This Week In National Press Club History

March 4, 1997: Yasser Arafat, President of the Palestine National Authority, makes a second appearance at the National Press Club, this time at a morning Newsmaker. It is the first session to be carried live by the Club on the Internet, in addition to conventional broadcasting. Because it is a faster and more flexible venue, the Newsmaker program has attracted many front-page events over the years.

March 4, 2013: National Press Club President Angela Greiling Keane presents a plaque thanking the Washington Post for supplying historic newspaper mats and offset plates for the Club’s walls. The Post is the only newspaper that has both a mat and an offset plate of the same edition on the walls, reporting President Richard Nixon’s resignation.

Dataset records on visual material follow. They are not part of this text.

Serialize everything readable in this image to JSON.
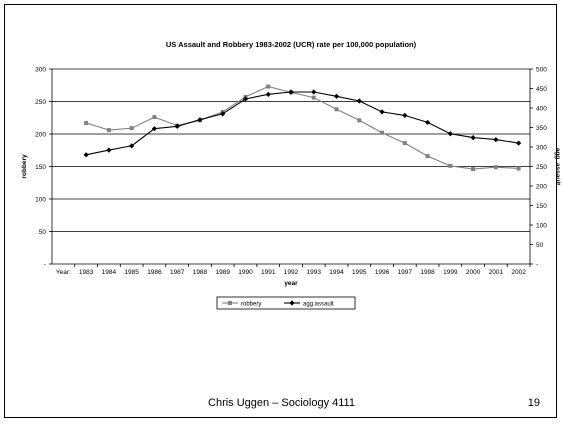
{
  "footer": {
    "author": "Chris Uggen – Sociology 4111",
    "page": "19"
  },
  "colors": {
    "robbery": "#808080",
    "assault": "#000000",
    "grid": "#000000"
  },
  "chart_data": {
    "type": "line",
    "title": "US Assault and Robbery 1983-2002 (UCR) rate per 100,000 population)",
    "xlabel": "year",
    "ylabel": "robbery",
    "y2label": "agg. assault",
    "x_prefix_label": "Year:",
    "categories": [
      "1983",
      "1984",
      "1985",
      "1986",
      "1987",
      "1988",
      "1989",
      "1990",
      "1991",
      "1992",
      "1993",
      "1994",
      "1995",
      "1996",
      "1997",
      "1998",
      "1999",
      "2000",
      "2001",
      "2002"
    ],
    "ylim": [
      0,
      300
    ],
    "yticks": [
      0,
      50,
      100,
      150,
      200,
      250,
      300
    ],
    "ytick_labels": [
      "-",
      "50",
      "100",
      "150",
      "200",
      "250",
      "300"
    ],
    "y2lim": [
      0,
      500
    ],
    "y2ticks": [
      0,
      50,
      100,
      150,
      200,
      250,
      300,
      350,
      400,
      450,
      500
    ],
    "y2tick_labels": [
      "-",
      "50",
      "100",
      "150",
      "200",
      "250",
      "300",
      "350",
      "400",
      "450",
      "500"
    ],
    "grid": true,
    "legend_position": "bottom",
    "series": [
      {
        "name": "robbery",
        "axis": "left",
        "marker": "square",
        "values": [
          217,
          206,
          209,
          226,
          213,
          221,
          234,
          257,
          273,
          264,
          256,
          238,
          221,
          202,
          186,
          166,
          151,
          146,
          149,
          147
        ]
      },
      {
        "name": "agg.assault",
        "axis": "right",
        "marker": "diamond",
        "values": [
          280,
          292,
          303,
          347,
          353,
          370,
          385,
          423,
          435,
          441,
          441,
          430,
          418,
          390,
          381,
          363,
          334,
          324,
          319,
          310
        ]
      }
    ]
  }
}
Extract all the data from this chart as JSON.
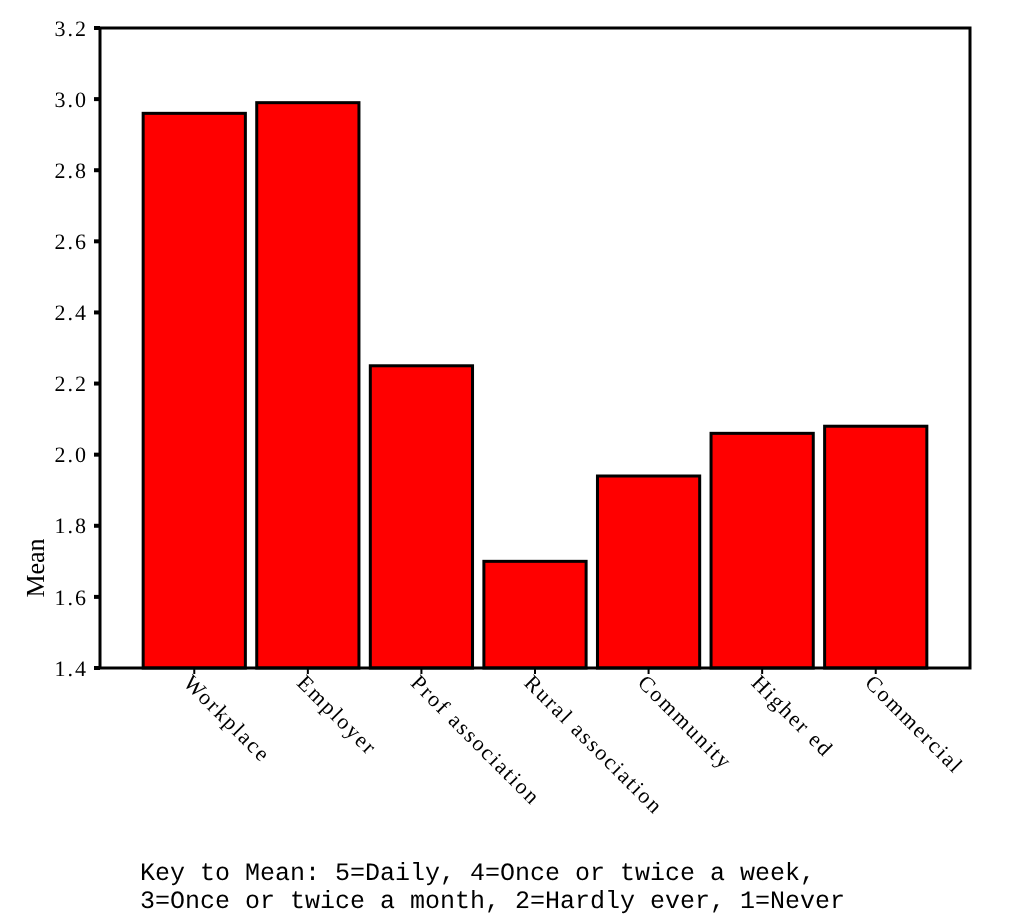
{
  "chart_data": {
    "type": "bar",
    "ylabel": "Mean",
    "categories": [
      "Workplace",
      "Employer",
      "Prof association",
      "Rural association",
      "Community",
      "Higher ed",
      "Commercial"
    ],
    "values": [
      2.96,
      2.99,
      2.25,
      1.7,
      1.94,
      2.06,
      2.08
    ],
    "color": "#ff0000",
    "ylim": [
      1.4,
      3.2
    ],
    "yticks": [
      {
        "value": 1.4,
        "label": "1.4"
      },
      {
        "value": 1.6,
        "label": "1.6"
      },
      {
        "value": 1.8,
        "label": "1.8"
      },
      {
        "value": 2.0,
        "label": "2.0"
      },
      {
        "value": 2.2,
        "label": "2.2"
      },
      {
        "value": 2.4,
        "label": "2.4"
      },
      {
        "value": 2.6,
        "label": "2.6"
      },
      {
        "value": 2.8,
        "label": "2.8"
      },
      {
        "value": 3.0,
        "label": "3.0"
      },
      {
        "value": 3.2,
        "label": "3.2"
      }
    ],
    "grid": false,
    "annotations": [
      "Key to Mean: 5=Daily, 4=Once or twice a week,",
      "3=Once or twice a month, 2=Hardly ever, 1=Never"
    ]
  }
}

March 7, 2001: Bernard Shaw, pioneer journalist and retiring news anchor for CNN, is interviewed on “The Kalb Report.” in the National Press Club’s Ballroom. “No journalist worth his or her salt wants to be taken by anybody…don’t take no for an answer,” he told Kalb. Now in its twentieth season, the Kalb Report, jointly produced by the NPC Journalism Institute, George Washington University, and other organizations, features discussions on the vital role of the press in our democracy and the transformation of journalism in the twenty-first century. Among the many distinguished journalists who have appeared on the program are recent Fourth Estate Award winners Jim Lehrer (2011), Bob Schieffer (2010), Christiane Amanpour (2008), and Tom Friedman (2009), who was featured in the program in February, 2014.

This Week In National Press Club History is presented by the History & Heritage Committee, which preserves and revitalizes the Club’s century-plus history with lobby displays, events, panel discussions and its oral history program.